Long before human ancestors began hunting large mammals for meat, a fatty diet provided them with the nutrition to develop bigger brains, according to a paper in Current Anthropology.

The paper argues that our early ancestors acquired a taste for fat by eating marrow scavenged from the skeletal remains of large animals that had been killed and eaten by other predators. The argument challenges the widely held view among anthropologists that eating meat was the critical factor in setting the stage for the evolution of humans. This is anthropology, so they may be making a distinction without a difference; in a calorie-poor landscape all was eaten.

If accurate, and we began acquiring a taste for it 4 million years ago, it might explain why it tastes so good now. We want marbling in our meat, and plump cattle taste better than an athletic deer. In the prehistoric world, those extra calories may have fueled the fire of human evolution.

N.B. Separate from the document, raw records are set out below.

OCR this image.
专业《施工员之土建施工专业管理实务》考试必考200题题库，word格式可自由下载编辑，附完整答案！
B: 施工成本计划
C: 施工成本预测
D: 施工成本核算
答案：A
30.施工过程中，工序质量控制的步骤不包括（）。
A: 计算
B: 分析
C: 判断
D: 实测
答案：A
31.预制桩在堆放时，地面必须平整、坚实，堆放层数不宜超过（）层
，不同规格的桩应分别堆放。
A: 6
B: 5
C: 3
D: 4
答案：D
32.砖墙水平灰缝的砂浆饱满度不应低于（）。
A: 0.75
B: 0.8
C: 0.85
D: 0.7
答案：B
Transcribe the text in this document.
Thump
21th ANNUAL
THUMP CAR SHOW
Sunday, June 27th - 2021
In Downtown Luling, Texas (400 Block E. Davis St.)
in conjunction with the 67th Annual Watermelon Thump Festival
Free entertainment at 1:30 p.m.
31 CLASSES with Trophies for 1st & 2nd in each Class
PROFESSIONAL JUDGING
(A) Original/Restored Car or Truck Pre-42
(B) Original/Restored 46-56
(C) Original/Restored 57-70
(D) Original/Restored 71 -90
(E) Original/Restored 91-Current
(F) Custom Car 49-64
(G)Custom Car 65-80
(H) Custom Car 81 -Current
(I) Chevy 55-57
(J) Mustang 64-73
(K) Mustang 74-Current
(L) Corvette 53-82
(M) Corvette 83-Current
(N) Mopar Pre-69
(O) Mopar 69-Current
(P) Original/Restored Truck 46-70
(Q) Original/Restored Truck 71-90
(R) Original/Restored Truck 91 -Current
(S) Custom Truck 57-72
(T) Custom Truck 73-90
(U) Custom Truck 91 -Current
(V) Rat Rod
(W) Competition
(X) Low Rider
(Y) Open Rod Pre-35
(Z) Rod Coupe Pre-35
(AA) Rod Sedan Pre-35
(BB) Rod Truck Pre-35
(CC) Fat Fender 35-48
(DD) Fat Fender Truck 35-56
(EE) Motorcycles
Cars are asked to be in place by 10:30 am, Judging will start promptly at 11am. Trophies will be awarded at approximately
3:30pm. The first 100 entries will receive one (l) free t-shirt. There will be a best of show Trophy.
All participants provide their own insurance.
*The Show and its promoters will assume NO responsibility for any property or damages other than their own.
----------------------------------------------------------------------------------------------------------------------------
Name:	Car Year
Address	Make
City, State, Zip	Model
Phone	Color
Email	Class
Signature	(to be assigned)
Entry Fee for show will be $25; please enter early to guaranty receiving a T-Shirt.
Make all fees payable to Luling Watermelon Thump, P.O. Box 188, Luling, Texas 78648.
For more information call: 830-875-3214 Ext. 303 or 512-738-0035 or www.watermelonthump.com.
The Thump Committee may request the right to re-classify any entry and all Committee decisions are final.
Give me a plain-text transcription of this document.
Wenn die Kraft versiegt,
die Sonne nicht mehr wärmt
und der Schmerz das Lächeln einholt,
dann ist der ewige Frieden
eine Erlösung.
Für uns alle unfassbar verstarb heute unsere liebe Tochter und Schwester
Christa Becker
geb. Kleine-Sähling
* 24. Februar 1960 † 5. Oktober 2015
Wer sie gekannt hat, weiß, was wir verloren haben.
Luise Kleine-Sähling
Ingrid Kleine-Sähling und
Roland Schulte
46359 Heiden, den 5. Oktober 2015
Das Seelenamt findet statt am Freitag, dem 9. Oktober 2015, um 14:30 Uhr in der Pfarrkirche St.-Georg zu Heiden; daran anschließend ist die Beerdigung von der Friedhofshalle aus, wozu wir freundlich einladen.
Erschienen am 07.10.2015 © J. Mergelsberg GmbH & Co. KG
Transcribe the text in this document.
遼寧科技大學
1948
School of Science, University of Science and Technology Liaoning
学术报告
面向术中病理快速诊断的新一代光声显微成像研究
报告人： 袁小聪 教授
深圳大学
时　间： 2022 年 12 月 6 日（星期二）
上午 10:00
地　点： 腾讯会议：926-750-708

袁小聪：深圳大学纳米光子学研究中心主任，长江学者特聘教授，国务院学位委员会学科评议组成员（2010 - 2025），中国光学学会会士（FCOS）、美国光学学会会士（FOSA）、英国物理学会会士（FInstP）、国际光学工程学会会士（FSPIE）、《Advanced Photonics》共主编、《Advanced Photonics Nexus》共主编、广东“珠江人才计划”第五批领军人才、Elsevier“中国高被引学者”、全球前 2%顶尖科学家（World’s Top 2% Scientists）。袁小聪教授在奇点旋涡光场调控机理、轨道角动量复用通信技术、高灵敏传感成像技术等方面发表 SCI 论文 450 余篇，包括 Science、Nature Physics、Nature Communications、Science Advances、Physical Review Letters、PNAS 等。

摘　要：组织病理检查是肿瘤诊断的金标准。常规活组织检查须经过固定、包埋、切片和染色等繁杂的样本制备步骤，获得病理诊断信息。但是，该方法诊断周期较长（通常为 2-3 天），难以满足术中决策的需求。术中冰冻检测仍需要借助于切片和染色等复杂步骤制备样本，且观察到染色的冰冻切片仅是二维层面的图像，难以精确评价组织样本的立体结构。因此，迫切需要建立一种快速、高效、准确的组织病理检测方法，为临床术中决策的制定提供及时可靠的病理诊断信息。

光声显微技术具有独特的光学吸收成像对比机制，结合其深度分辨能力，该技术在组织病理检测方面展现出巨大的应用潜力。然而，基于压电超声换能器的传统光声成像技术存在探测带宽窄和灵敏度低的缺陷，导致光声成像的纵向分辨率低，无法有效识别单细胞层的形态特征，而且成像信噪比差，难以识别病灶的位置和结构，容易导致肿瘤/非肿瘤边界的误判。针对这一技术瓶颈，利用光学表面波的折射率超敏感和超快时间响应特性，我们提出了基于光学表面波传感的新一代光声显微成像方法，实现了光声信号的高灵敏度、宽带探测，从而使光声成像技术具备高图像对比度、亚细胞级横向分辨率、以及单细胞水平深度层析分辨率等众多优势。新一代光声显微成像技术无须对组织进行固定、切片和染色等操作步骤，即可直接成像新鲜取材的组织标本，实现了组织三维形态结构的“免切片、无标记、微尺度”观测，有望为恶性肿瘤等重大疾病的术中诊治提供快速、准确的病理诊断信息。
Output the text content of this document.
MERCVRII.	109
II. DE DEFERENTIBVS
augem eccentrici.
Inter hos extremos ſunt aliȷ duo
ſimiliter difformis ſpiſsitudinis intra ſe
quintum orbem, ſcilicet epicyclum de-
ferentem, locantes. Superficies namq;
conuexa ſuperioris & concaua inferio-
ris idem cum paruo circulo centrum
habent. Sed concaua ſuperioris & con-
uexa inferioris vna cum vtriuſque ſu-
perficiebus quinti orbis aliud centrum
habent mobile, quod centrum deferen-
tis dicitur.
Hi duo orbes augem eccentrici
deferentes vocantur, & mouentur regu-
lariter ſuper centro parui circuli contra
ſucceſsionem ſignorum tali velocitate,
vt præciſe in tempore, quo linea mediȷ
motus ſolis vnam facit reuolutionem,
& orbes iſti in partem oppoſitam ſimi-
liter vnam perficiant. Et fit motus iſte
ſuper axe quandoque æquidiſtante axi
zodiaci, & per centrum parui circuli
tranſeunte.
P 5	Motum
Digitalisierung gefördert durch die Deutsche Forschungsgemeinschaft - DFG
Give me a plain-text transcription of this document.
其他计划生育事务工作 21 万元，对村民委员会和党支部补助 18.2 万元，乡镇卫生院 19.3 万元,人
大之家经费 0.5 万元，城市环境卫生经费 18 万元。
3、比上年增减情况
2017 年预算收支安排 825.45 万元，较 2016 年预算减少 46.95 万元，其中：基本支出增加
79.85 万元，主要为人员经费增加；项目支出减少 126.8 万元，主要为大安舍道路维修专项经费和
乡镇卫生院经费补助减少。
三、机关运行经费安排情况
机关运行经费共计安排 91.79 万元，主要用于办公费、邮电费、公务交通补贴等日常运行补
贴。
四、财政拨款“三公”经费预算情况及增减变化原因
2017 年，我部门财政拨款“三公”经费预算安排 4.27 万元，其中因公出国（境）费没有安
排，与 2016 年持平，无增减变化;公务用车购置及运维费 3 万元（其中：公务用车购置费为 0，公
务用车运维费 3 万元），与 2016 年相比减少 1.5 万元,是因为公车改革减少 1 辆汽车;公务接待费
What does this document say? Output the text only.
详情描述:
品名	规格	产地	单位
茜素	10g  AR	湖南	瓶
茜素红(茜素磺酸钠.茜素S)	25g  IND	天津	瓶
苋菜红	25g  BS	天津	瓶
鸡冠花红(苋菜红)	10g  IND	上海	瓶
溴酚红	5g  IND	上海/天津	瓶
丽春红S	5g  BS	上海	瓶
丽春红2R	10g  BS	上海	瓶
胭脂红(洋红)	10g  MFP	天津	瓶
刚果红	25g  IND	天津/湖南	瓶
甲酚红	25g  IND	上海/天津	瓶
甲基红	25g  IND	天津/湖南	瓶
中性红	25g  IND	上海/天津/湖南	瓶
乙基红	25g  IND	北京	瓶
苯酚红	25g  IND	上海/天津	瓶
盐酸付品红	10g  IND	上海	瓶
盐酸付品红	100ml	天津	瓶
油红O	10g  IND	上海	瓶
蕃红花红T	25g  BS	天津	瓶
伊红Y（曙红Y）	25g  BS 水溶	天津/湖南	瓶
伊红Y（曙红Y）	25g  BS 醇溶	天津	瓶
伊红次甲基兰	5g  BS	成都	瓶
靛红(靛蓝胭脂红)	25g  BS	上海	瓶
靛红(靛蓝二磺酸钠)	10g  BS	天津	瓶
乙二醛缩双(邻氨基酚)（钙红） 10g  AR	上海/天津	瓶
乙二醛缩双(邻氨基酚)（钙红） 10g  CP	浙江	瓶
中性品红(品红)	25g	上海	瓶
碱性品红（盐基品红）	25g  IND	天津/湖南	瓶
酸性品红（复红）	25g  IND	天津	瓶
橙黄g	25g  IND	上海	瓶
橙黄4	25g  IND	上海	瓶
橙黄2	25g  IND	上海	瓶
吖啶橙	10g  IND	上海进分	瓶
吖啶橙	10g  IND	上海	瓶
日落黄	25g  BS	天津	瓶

It would explain why when science has made food plentiful and cheap, people still eat like primitives who don't know when their next meal will be. 



Focusing on fat over meat may seem like a subtle distinction, but the difference is significant they say. The nutrients of meat and fat are different, as are the technologies required to access them. Meat eating is traditionally paired with the manufacture of sharp, flaked-stone tools, while obtaining fat-rich marrow only required smashing bones with a rock.

The authors review evidence that a craving for marrow could have fueled not just a growing brain size, but the quest to go beyond smashing bones with rocks to make more sophisticated tools and to hunt large animals.

The human brain consumes 20% of the body’s energy at rest, or twice that of the brains of other primates, which are almost exclusively vegetarian. It’s a mystery to scientists how our human ancestors met the calorie demands to develop and sustain our larger brains.

A meat-centered paradigm for human evolution hypothesizes that an ape population began more actively hunting and eating small game, which became an evolutionary stepping stone to the human behavior of hunting large animals. The authors believe that is not evidence-based because meat of wild animals is lean. It takes more biological work to metabolize lean protein.